In the sense meant in the question, it's not completely unknown (ngrams, useful for its links to book searches), but seems to be most common in the 19th century. Sources appear to be both Catholic and Protestant, but with a bias towards Britsh writers.
It was the confounding the church catholic and its immunities, with the church corporate and its obligations and privileges, which really lay at the root of all the errors entertained, and all the embarrassments experienced in this question
Ten Years of the Church of Scotland from 1833 to 1843: With Historical Retrospect from 1560, Volume 1, James Bryce Bryce (1850) (emphasis mine)

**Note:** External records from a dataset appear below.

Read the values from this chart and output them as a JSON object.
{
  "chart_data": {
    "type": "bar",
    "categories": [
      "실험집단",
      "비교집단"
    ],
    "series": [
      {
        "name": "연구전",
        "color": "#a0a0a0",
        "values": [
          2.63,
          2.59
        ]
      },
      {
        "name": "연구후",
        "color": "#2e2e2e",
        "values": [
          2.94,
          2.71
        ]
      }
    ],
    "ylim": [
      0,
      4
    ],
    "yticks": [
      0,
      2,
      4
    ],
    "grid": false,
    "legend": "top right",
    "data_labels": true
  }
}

And, hence, they who maintain the theory that the Anglican, Greek, and Roman branches make up, together, the Church Catholic, cannot stop here, even if they would; for the fact of one division authorizes division ad infinitum
Submission to the Catholic Church, Anthony John HANMER (1850) (again, emphasis mine)
Highlighted in the first quote is the simliar construction Church Corporate which I recollect being used in a nonconformist sense to mean Church as a body of people (as opposed to a building)
One odd case is when church is used to modify a noun Catholic to mean a proper practicing Catholic. A rather contrived example: "Alice still calls herself a Catholic, though she only turns up at Christmas; Bob is a Church Catholic, he's in there every day".
I've heard this use in speech and it might confuse searches if it occurs much in writing.